The Help is a powerful victory celebration for the human race. Once in a while, a story comes along that transcends entertainment and hits us between the eyes. Watch the movie. Read the book. Watch the movie again.

This touching story about bridging the difference between white Mississippi homeowners and black maids in the 60’s will leave you laughing through your tears. Conflict grows over separate bathrooms, separate eating places, distrust, and legal inequity. It is only because we, as a nation, as a human race, have taken great steps toward conquering racism that we can look back together on the 60’s and smile at its heroes.

“God don’t pay no mind to color,” claims Aibileen, one of the “help” who raises a string of seventeen white children belonging to mothers too busy or uninterested to bother. These black maids, and the one white woman with enough fire to bridge the gap, are the heroes of the story. Stockett’s runaway bestseller overcame more than 60 rejections from literary agents and numerous sneers from critics wondering how a white author dare try to get inside the heads of black people who had long been considered property.

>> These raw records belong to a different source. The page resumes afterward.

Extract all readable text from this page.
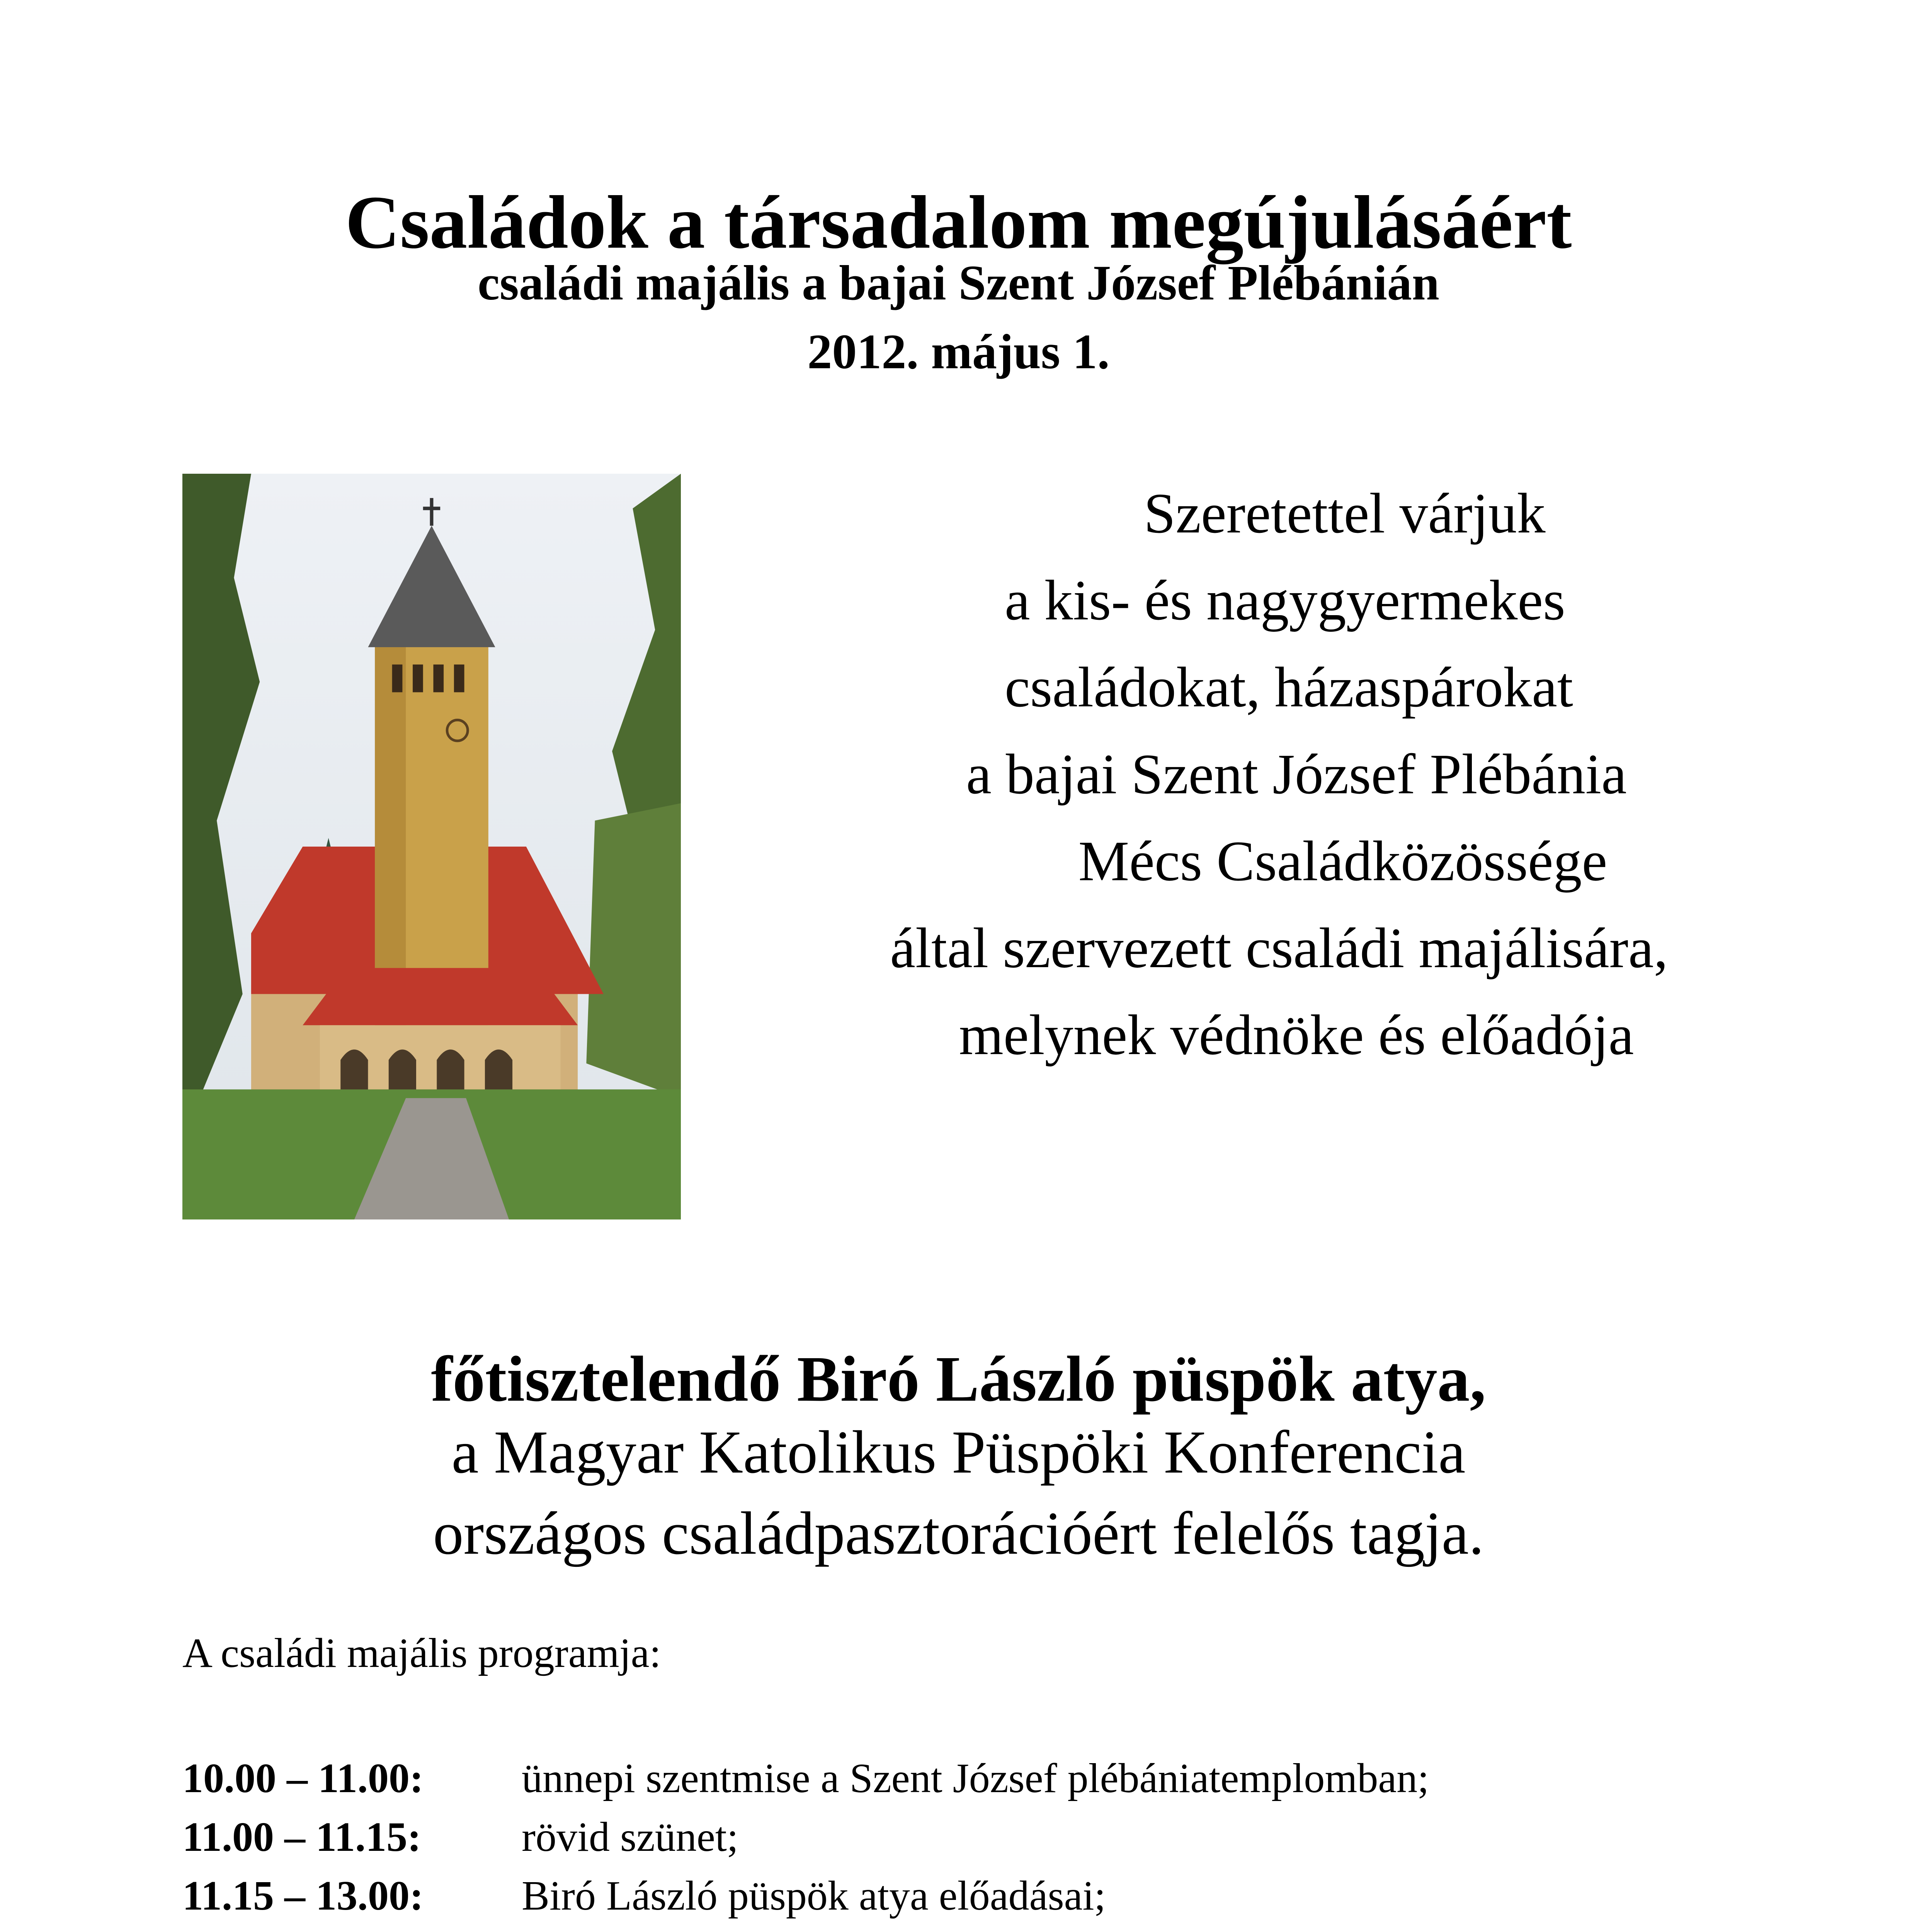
Családok a társadalom megújulásáért
családi majális a bajai Szent József Plébánián
2012. május 1.
Szeretettel várjuk
a kis- és nagygyermekes
családokat, házaspárokat
a bajai Szent József Plébánia
Mécs Családközössége
által szervezett családi majálisára,
melynek védnöke és előadója
főtisztelendő Biró László püspök atya,
a Magyar Katolikus Püspöki Konferencia
országos családpasztorációért felelős tagja.
A családi majális programja:
10.00 – 11.00: ünnepi szentmise a Szent József plébániatemplomban;
11.00 – 11.15: rövid szünet;
11.15 – 13.00: Biró László püspök atya előadásai;
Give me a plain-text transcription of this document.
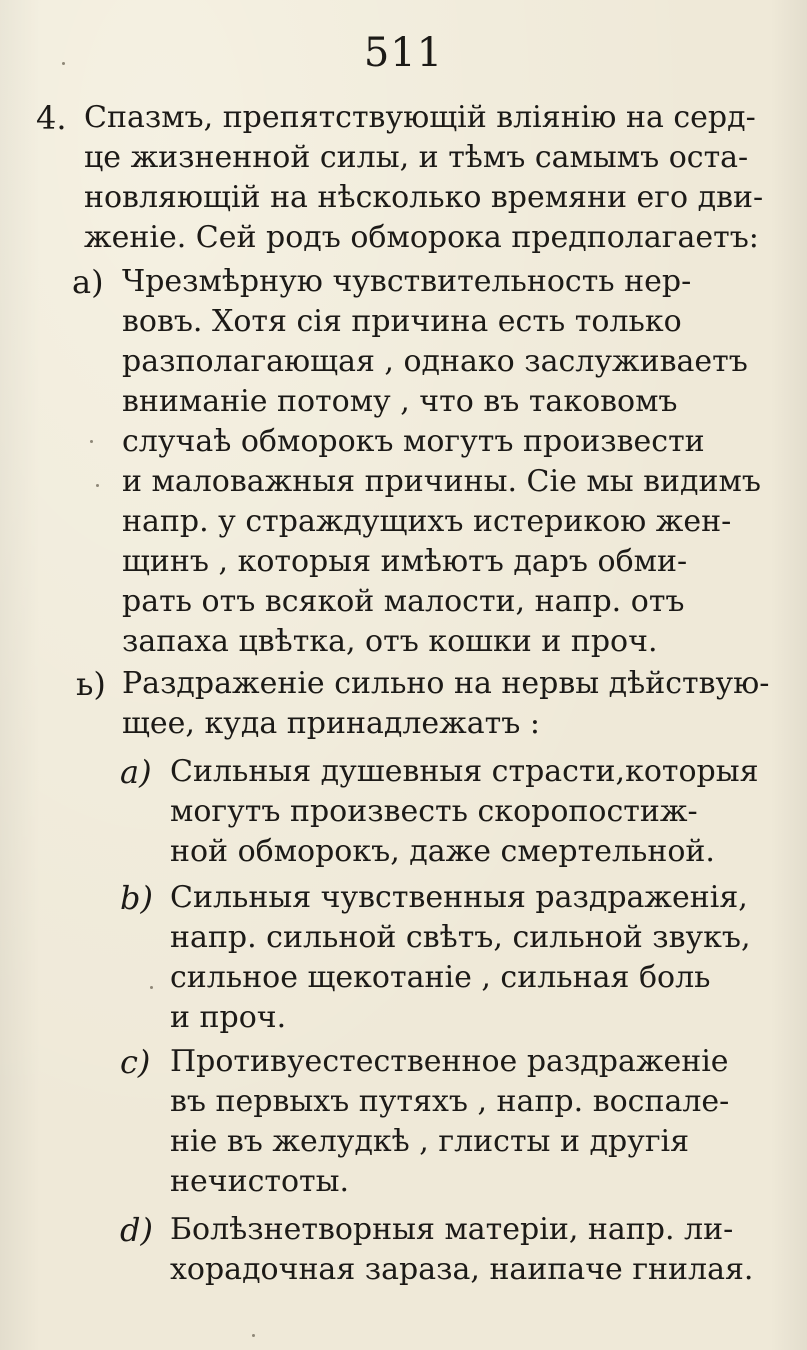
511
4. Спазмъ, препятствующій вліянію на серд-
це жизненной силы, и тѣмъ самымъ оста-
новляющій на нѣсколько времяни его дви-
женіе. Сей родъ обморока предполагаетъ:
а) Чрезмѣрную чувствительность нер-
вовъ. Хотя сія причина есть только
разполагающая , однако заслуживаетъ
вниманіе потому , что въ таковомъ
случаѣ обморокъ могутъ произвести
и маловажныя причины. Сіе мы видимъ
напр. у страждущихъ истерикою жен-
щинъ , которыя имѣютъ даръ обми-
рать отъ всякой малости, напр. отъ
запаха цвѣтка, отъ кошки и проч.
ь) Раздраженіе сильно на нервы дѣйствую-
щее, куда принадлежатъ :
a) Сильныя душевныя страсти,которыя
могутъ произвесть скоропостиж-
ной обморокъ, даже смертельной.
b) Сильныя чувственныя раздраженія,
напр. сильной свѣтъ, сильной звукъ,
сильное щекотаніе , сильная боль
и проч.
c) Противуестественное раздраженіе
въ первыхъ путяхъ , напр. воспале-
ніе въ желудкѣ , глисты и другія
нечистоты.
d) Болѣзнетворныя матеріи, напр. ли-
хорадочная зараза, наипаче гнилая.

Please forgive my religious commentary over the remainder of the review. Racism has not been an easy monster to eradicate, and we still have obstacles to overcome. But we’re working on them, and are right to celebrate our progress. Sexual inequality has been another hurdle. Religious intolerance still occasionally rears its ugly head. But there is one area where the struggle against prejudice remains most fierce, and in this arena, our favorite religion (Christianity) has been far more of a hindrance than a help. This disturbing Biblical passage highlights the obstacle we must somehow overcome:

Romans 1:26-27, Because of this, God gave them over to shameful lusts. Even their women exchanged natural relations for unnatural ones. In the same way the men also abandoned natural relations with women and were inflamed with lust for one another. Men committed indecent acts with other men, and received in themselves the due penalty for their perversion.

“Due penalty” for their “perversion?” Sigh. We’ve come so far in some areas. Can we achieve the same level of victory in the arena of Gay Rights? Can we overcome the teachings of our holy books and leave behind our prejudices over differences in sexual preference? This would mean either recognizing that the Bible is imperfect, or rejecting the obvious translation in favor of a more humanitarian understanding. Frankly, I don’t care which we choose as Christians … as long as we choose one or the other. Let’s not let our Bible make us any less Christian.